Predictive factors for indeterminate result on the QuantiFERON test in an intermediate tuberculosis-burden country
Su Jin Jeong ; Sang Hoon Han ; June Myung Kim ; Hyon-Suk Kim ; Young Goo Song ; Jun Yong Choi ; Nam Su Ku ; Sung Joon Jin ; Ji-hyeon Baek ; Chang Oh Kim
Journal of Infection, Vol.62(5) : 347~354, 2011
Journal of Infection
OBJECTIVES: The QuantiFERON-TB Gold In-Tube (QFT-G IT) test is based on the cellular immune response, and this assay can result in indeterminate results for the diagnosis of tuberculosis. The occurrence of indeterminate results may decrease the clinical usefulness of this test. Therefore, we investigated possible predictive factors that can influence the occurrence of indeterminate results from the QFT-G IT test.
METHODS: We conducted a case-control study with 162 case patients who had indeterminate results from a QFT-G IT test at a tertiary hospital in South Korea, from September 2006 to September 2009.

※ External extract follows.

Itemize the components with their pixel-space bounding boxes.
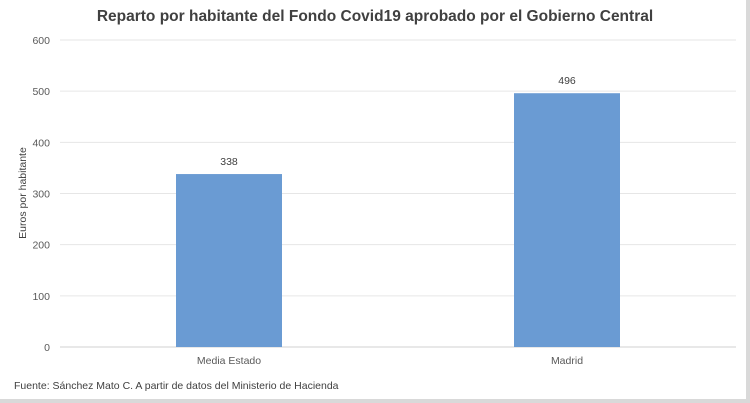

RESULTS: Of the 1276 patients, 162 (12.7%) cases that underwent QFT-G IT testing were reported as indeterminate results. Severe lymphopenia (odds ratio [OR] = 8.839; p < 0.001), chronic renal disease (OR = 2.838; p = 0.007), autoimmune disease (OR = 2.527; p = 0.017) and chronic lung disease (OR = 3.169; p = 0.007) were independent predictive factors for indeterminate results from a QFT-G IT test.
CONCLUSION: The patients with lower lymphocyte counts or immunosuppressive conditions showed a higher probability of indeterminate results from the QFT-G IT test. Careful attention to the pre-analytical conditions may be able to minimize this proportion.